ヒストンコード解明のための発蛍光プラットフォームの開発
真核生物の DNA は、核内においてヒストンタンパク質とその複合体であるクロマチンの状態で存在する。塩基性タンパク質であるヒストンはカチオン性であり、アニオン性の DNA と静電的に相互作用している。ヒストンの N 末端側の 50 残基程度のアミノ酸配列をヒストンテールと呼び、メチル化、アセチル化、リン酸化などの様々な化学修飾を受ける。例えば、ヒストンがアセチル化やリン酸化などの化学修飾を受けると、 DNA の相互作用が弱まり転写が活性化する。一方で、 DNA のメチル化は遺伝子発現を抑制する場合が多い。このような DNA の塩基配列の変化を伴わない遺伝子発現の変化をエピジェネティクスとよぶ。
ヒストンテール上の様々な修飾(アセチル化、メチル化、リン酸化など)の組み合わせが、細胞の機能に重要な役割を果たすというヒストンコードが提唱されている。
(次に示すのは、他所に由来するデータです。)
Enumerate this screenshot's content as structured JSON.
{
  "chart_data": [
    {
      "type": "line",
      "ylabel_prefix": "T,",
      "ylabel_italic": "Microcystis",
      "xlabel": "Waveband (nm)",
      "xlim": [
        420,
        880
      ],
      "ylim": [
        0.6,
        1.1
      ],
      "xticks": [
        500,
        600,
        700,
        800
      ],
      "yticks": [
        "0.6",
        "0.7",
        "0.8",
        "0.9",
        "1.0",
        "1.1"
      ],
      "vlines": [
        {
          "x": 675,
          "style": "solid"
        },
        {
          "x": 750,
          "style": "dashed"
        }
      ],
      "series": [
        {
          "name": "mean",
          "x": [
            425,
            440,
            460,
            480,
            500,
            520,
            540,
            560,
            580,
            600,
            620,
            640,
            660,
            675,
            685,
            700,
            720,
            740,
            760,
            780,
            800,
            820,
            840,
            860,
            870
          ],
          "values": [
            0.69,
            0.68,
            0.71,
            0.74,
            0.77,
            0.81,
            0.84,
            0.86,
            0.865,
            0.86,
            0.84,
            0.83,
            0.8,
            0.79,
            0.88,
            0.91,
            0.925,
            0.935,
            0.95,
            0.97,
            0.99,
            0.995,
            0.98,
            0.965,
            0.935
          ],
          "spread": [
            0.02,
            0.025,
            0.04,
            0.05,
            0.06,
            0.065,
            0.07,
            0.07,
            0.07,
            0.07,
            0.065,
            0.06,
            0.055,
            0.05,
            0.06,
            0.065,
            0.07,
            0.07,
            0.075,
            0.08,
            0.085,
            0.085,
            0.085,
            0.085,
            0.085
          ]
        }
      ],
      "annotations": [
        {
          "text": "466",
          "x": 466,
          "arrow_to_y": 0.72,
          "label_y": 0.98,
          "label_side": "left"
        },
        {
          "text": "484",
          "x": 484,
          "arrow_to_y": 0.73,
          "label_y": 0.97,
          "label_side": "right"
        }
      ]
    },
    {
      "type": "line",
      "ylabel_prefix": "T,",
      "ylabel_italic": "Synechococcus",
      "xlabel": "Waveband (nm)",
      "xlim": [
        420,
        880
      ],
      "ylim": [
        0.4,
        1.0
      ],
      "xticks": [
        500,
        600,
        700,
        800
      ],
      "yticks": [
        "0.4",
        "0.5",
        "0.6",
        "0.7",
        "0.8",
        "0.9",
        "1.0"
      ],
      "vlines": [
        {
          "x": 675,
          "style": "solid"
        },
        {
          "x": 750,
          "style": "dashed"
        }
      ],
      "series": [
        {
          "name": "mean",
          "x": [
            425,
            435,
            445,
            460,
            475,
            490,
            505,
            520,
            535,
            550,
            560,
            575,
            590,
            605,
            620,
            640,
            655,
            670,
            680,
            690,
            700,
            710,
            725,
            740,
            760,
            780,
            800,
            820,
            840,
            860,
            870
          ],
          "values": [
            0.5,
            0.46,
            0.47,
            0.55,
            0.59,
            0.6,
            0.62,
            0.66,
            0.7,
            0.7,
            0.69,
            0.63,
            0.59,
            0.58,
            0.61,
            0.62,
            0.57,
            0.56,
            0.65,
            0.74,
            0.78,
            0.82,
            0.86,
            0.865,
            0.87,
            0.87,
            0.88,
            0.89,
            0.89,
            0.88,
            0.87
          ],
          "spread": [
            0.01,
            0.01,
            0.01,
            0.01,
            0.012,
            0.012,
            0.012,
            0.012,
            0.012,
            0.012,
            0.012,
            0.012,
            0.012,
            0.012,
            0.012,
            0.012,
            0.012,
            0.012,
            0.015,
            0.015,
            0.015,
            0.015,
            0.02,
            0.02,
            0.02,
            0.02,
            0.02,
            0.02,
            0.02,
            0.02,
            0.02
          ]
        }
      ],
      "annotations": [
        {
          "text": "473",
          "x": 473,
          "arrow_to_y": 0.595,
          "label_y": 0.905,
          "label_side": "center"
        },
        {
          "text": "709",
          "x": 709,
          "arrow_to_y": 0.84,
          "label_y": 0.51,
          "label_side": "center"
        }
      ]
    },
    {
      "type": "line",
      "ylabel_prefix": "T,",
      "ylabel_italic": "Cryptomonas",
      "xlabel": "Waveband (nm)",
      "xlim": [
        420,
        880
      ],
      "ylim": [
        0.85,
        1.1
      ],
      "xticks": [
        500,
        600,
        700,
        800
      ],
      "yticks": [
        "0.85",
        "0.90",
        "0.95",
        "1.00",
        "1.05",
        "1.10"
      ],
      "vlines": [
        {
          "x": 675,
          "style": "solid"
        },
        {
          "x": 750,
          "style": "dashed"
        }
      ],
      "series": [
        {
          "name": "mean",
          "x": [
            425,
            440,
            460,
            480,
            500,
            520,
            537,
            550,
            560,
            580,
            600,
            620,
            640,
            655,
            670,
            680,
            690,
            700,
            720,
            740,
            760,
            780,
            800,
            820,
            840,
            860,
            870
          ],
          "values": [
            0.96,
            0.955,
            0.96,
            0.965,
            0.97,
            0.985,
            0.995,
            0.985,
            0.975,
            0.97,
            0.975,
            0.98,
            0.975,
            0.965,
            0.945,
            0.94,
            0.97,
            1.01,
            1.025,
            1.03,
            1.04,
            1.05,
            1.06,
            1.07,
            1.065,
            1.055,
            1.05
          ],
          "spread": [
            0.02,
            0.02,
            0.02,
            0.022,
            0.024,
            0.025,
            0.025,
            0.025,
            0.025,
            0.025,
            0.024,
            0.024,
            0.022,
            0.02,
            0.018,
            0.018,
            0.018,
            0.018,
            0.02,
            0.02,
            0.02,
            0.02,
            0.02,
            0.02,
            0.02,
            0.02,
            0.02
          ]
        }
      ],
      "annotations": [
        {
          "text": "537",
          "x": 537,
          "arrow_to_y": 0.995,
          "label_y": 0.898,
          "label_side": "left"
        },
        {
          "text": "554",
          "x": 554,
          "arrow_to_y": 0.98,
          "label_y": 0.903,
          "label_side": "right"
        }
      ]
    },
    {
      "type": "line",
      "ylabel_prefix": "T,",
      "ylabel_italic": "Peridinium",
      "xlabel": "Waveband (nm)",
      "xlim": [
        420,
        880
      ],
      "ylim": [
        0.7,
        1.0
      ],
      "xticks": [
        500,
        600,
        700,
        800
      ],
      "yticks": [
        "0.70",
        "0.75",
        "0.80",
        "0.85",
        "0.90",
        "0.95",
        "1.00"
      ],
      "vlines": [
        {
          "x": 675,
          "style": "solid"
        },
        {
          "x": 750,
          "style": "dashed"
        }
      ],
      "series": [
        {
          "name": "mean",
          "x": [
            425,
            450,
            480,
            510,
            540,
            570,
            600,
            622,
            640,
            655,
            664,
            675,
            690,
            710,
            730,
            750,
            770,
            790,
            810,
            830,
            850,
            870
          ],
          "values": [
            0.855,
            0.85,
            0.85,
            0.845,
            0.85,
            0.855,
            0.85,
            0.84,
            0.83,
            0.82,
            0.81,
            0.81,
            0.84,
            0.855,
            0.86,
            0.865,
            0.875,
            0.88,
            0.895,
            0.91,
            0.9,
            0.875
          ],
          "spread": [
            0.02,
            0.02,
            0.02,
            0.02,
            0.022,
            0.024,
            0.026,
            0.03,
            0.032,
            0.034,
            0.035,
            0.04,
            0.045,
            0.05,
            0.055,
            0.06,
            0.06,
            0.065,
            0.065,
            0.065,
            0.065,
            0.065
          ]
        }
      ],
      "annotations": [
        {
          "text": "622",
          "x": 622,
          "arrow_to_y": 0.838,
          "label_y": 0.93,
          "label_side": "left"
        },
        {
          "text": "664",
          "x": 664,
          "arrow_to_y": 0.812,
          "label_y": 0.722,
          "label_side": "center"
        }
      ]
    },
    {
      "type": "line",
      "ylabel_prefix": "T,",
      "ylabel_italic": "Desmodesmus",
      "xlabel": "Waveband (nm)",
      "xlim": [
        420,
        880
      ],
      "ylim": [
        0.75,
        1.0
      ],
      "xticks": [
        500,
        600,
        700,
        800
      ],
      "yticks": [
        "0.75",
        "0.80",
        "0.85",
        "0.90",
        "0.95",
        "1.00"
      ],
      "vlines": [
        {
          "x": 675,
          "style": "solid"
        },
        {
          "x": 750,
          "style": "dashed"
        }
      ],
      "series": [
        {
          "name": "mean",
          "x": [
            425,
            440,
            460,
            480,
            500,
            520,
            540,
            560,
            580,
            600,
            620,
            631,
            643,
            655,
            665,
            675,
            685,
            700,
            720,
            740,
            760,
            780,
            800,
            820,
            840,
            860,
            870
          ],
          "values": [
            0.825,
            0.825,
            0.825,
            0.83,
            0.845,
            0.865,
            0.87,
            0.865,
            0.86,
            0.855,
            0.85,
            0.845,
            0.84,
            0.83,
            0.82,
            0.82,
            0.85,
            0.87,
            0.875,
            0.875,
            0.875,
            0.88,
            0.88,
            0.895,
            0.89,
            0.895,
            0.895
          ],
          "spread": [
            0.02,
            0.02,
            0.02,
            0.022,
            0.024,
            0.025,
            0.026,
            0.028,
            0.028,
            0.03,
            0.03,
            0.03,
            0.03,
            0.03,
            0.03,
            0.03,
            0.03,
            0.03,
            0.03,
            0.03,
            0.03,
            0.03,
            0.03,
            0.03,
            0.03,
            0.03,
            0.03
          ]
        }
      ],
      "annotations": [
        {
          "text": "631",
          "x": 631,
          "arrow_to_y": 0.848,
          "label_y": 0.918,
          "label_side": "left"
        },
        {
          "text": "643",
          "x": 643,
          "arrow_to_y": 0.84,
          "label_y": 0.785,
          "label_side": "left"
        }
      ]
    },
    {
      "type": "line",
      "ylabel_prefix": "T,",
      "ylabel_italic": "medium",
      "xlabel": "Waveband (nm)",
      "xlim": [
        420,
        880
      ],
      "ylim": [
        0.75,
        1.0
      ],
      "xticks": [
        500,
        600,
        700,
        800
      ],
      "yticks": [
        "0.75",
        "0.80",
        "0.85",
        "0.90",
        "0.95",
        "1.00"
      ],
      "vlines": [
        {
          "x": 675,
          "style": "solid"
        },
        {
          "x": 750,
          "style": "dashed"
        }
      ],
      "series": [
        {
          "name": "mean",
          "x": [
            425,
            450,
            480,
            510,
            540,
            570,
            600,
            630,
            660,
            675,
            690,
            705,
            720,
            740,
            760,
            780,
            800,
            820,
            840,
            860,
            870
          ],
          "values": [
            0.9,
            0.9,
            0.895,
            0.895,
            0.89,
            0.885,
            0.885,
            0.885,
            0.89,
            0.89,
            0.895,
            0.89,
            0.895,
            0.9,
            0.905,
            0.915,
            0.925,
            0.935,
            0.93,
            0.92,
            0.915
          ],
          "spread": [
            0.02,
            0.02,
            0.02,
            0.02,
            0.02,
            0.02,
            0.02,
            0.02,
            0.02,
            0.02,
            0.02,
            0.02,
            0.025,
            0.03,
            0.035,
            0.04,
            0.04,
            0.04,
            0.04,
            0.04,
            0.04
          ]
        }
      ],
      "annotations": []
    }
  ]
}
例えば、ヒストン 3 の N 末端から 4 番目リジンのメチル化(H3K4me)は遺伝子発現の活性化、 H3K9me は遺伝子発現の抑制となる。さらに、 H3S10ph (ph はリン酸化) は H3K9me3 の効果を抑制し、 H3T11ph は H3K4 のメチル化を促進し、遺伝子活性化を促す。これらのヒストンコードの解明は基礎研究のみならず、臨床的に重要な創薬の標的の創出に結び付く可能性を秘めている。
エピジェネティクスの分野の中で、ヒストンの修飾位置や種類の組み合わせであるヒストンコードと生命現象の関係性は近年活発に研究されてきている。従来からヒストンコードを解析する手段として、質量分析法と抗体を用いたクロマチン免疫沈降法が使用されてきたが、スループット性の低さや、修飾の正確な位置を解析することが困難であることが課題となっていた。続いて、それらの課題を克服したマイクロアレイ技術が開発された。様々な抗ヒストン修飾抗体をガラススライドに固定化し、蛍光標識したヒストンタンパク質を結合させ解析する手法である。この手法では、一つ一つのヒストン修飾に対する抗体を準備することが困難であること、認識部位以外の周辺の修飾内容によっての抗体の結合能力にばらつきがあることが欠点となる。本稿では、ペプチドと小分子を用いたヒストンコードを解明するための最新のアレイ技術を報告する 1)。
本技術は、 4 種類の蛍光センサー(図 1の B,D,G,N)と様々な修飾ヒストンテールペプチドを混合して得られる蛍光強度を解析し、ペプチドのどの位置がどの様な化学修飾を受けているかを判別するものである。具体的な実験内容は図 2 の通りである。(a)蛍光物質をセンサーに包接し、消光させる。次にペプチド(analyte)を混合し、センサーがペプチドを包接して蛍光物質が脱離すると蛍光を発する。(b)センサーとペプチドは、その組み合わせにより相互作用が異なり、得られる蛍光強度が異なる。(c)各組み合わせの蛍光強度を基に統計的解析を行い、グラフを作成する。この結果から、サンプルのペプチドの修飾位置や修飾の内容(ヒストンコード)を知ることができる。
センサー(図 1)とヒストン H3 のペプチド配列(表 1)を用いて、本アレイ技術で解析した結果を示す(図 3)。センサーは二つの分子 A と一つの分子 X と架橋した構造(A2X : X = B,D,G,N)となっている。 A2X は、図 1 の通り、中に空間があり蛍光物質やメチル化したリジンやアルギニンが包接される性質を有する。この性質は、X の構造やペプチド配列中のリン酸化やアセチル化など環境要因によって変化する。次に、センサー 4 種類とペプチド 13 種類をそれぞれの組み合わせで混合し、蛍光強度を測定後、統計的解析を行うと図 3 に示す結果が得られている。各データは一定の領域に集まっており、 96% の正確度で判別可能であった。
この結果より、リジン、アルギニンのメチル化、アセチル化、リン酸化といった様々な修飾を判別し、さらに複数の修飾に関しても適用可能であることが報告されている。
本技術は、リジンメチル化数の判別、酵素反応のモニタリング(data not shown)なども報告しており、 in vitro でのヒストンコード研究の有用なツールになることが期待される。
[参考文献]
1) Peacor, B. C.; Ramsay, C. M.; Waters, M. L., Chemical Science, 2017, 8, 1422-1428.